La crise financière de 2008 a suscité des tentatives nombreuses pour mieux maîtriser les systèmes financiers. Ainsi, la Volcker Rule américaine interdit aux banques les activités de trading pour compte propre, tandis que le rapport britannique Vickers prône un cantonnement des activités de banque de détail. Pour éviter que ces règles ne s’appliquent de façon insatisfaisante aux banques européennes, la Commission européenne devrait rapidement prendre position entre ces deux approches.

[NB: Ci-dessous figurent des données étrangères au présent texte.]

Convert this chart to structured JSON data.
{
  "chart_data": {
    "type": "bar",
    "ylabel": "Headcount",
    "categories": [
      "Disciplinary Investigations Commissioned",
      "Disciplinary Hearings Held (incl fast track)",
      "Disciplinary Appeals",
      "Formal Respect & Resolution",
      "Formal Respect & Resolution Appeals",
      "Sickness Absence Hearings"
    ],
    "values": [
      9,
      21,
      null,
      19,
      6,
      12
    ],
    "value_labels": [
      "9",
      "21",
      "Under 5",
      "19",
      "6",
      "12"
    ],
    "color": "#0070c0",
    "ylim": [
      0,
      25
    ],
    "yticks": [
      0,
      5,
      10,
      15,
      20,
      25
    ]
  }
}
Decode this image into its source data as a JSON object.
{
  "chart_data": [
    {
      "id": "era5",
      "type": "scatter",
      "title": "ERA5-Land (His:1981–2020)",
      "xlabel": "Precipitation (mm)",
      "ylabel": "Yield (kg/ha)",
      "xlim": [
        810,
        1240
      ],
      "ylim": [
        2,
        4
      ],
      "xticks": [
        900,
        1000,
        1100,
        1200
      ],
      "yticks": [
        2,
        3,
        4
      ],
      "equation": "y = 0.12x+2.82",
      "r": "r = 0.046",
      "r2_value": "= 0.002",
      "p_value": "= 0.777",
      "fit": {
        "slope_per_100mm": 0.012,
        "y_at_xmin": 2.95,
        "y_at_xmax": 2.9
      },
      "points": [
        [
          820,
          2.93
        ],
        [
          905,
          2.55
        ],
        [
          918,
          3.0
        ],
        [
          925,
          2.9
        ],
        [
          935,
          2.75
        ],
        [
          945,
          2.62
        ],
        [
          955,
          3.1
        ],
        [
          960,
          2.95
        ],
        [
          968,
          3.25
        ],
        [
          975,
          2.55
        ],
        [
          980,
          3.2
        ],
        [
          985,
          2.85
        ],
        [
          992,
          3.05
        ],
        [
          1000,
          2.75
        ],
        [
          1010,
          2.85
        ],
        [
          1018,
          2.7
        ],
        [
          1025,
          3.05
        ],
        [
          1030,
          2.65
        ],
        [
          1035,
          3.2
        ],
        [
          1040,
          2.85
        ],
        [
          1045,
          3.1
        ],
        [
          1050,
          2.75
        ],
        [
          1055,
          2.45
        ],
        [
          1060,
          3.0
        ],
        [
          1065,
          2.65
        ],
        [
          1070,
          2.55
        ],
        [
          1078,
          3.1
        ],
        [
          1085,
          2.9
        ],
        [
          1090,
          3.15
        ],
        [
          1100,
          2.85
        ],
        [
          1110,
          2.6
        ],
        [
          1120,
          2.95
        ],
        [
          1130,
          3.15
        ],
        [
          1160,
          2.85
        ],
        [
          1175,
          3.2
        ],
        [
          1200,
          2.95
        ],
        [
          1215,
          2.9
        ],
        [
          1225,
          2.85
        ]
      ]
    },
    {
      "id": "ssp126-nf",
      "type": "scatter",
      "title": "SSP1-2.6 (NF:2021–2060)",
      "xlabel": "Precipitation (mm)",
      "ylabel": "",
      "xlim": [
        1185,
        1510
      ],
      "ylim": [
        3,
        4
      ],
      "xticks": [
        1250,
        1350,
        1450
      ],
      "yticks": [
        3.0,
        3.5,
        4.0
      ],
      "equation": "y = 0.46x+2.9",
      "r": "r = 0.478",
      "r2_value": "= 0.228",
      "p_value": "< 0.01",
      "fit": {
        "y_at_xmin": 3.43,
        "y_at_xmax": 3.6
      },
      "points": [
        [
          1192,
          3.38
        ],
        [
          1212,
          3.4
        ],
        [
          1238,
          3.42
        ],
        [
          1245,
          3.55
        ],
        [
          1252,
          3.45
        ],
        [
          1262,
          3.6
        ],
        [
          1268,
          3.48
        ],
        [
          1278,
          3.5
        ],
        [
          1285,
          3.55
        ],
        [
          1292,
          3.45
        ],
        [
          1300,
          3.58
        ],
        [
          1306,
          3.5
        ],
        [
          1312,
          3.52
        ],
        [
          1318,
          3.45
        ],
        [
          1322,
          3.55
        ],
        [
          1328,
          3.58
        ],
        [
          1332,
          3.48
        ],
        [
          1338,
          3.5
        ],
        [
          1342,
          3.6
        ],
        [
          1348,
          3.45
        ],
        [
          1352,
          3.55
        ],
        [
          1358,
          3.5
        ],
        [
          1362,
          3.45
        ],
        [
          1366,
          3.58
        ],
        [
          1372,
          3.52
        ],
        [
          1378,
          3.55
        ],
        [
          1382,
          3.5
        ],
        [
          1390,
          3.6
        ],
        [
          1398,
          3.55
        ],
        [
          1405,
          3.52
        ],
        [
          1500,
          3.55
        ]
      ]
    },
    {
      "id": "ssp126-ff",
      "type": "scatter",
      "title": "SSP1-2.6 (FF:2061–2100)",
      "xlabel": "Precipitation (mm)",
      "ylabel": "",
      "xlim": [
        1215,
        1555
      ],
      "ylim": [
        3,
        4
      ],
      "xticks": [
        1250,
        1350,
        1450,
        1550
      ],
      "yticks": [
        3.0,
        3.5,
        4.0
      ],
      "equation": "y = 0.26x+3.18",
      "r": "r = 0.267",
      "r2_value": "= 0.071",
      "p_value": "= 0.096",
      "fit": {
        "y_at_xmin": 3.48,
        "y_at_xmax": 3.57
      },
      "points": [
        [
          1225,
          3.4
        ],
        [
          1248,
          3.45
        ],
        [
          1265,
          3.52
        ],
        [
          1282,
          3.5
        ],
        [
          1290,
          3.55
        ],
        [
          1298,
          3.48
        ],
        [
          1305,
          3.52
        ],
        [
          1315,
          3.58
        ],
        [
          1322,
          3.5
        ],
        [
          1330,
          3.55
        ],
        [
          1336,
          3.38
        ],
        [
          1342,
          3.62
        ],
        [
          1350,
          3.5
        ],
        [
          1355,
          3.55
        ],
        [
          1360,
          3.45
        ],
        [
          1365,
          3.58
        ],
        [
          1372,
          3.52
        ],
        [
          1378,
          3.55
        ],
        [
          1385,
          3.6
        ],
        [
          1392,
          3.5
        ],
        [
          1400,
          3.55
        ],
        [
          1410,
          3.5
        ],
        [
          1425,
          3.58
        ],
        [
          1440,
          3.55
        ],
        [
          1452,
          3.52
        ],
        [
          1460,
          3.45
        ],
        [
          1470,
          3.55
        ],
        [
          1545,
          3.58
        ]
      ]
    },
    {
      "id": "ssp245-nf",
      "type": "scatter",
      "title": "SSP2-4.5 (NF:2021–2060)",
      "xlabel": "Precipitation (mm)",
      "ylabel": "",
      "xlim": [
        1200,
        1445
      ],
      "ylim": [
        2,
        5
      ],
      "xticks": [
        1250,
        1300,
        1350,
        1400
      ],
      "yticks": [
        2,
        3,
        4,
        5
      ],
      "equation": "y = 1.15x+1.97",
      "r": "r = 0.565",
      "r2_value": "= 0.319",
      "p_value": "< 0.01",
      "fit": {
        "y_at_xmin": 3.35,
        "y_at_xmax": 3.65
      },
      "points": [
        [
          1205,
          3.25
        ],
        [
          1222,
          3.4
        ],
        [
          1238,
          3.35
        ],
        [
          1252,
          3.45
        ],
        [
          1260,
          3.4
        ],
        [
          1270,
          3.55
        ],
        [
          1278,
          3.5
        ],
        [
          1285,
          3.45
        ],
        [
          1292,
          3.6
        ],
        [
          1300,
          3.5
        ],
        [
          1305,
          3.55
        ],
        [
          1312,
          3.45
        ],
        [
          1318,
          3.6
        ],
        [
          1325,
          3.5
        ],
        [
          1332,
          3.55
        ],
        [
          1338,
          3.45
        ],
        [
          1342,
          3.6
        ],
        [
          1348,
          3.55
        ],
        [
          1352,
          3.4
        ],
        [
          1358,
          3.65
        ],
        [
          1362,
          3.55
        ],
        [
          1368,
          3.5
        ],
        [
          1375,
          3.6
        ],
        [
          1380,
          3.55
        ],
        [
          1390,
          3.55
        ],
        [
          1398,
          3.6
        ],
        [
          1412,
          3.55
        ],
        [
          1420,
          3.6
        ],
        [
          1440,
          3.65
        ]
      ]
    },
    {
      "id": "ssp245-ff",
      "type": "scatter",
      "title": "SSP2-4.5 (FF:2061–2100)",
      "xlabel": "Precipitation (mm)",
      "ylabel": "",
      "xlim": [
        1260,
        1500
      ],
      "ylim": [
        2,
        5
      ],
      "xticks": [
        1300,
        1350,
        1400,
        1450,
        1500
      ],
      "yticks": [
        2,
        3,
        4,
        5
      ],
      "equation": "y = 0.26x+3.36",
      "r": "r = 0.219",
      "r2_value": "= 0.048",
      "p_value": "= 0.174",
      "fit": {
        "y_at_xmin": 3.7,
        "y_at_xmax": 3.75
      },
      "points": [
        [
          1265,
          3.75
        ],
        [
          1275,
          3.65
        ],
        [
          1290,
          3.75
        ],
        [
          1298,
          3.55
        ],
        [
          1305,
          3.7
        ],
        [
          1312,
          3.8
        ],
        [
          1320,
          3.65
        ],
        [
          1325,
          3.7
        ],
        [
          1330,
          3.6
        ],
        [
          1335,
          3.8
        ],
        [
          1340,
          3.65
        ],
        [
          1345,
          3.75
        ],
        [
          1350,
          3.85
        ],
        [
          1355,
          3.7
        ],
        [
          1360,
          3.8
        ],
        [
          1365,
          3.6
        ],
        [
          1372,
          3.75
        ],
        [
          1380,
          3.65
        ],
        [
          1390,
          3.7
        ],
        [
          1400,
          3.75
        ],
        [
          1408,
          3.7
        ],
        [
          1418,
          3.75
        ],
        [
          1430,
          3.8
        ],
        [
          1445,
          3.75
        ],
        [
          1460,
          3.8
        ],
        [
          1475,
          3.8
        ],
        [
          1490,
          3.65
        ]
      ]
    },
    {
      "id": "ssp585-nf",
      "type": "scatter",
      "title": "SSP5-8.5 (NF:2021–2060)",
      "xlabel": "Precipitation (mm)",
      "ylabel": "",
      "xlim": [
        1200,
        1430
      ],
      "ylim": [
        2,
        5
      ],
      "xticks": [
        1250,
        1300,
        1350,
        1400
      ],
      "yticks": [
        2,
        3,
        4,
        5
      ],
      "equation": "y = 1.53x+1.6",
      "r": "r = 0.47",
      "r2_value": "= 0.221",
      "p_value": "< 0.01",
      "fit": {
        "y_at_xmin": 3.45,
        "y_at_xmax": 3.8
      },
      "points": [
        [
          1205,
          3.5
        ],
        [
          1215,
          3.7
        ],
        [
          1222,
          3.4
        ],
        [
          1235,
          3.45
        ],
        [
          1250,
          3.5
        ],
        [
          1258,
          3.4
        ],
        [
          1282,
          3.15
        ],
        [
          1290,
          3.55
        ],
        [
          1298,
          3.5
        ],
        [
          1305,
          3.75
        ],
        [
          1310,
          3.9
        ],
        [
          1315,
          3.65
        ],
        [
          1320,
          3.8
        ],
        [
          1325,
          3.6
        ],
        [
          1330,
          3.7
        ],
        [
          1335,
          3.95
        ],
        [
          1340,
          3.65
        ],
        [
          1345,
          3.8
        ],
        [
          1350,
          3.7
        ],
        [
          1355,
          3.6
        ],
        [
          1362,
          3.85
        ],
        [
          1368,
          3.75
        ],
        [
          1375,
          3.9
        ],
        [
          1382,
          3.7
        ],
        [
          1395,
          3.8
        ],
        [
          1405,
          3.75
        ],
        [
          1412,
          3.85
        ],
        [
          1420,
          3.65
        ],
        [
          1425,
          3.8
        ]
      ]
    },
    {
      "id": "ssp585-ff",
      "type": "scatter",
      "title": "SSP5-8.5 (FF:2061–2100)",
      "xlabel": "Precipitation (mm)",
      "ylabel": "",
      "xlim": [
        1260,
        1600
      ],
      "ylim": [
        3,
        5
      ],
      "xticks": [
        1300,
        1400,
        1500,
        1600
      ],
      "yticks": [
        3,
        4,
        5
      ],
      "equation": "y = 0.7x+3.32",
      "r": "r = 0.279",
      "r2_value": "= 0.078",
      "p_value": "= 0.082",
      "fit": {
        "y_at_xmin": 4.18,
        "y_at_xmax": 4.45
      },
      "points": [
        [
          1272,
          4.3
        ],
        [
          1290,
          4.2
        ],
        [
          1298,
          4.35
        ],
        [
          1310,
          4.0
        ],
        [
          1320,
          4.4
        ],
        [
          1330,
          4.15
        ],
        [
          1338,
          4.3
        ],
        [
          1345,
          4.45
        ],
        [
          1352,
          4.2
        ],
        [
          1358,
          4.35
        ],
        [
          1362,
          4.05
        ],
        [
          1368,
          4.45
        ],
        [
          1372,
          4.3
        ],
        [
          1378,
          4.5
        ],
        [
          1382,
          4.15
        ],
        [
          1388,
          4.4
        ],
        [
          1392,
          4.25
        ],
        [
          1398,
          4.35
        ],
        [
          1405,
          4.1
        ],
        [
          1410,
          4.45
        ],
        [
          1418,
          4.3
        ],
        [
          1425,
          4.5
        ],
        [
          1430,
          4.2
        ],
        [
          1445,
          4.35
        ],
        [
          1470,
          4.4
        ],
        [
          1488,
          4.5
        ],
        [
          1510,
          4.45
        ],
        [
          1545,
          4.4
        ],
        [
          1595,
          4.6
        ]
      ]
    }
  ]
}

L’année dernière, les autorités américaines ont proposé une réforme – la Volker Rule – visant à interdire, sauf exceptions, les activités de portefeuille de négociation pour compte propre (proprietary trading sur fonds propres) en dehors de la frontière fixée par la règle ; les autorités britanniques ont pour leur part souhaité cantonner l’activité de dépôts des banques commerciales au travers de la règle Vickers. De son côté, sans que l’on en connaisse déjà les orientations, le Commissaire européen Barnier a créé un groupe de travail afin d’édicter, sans doute, une règle européenne.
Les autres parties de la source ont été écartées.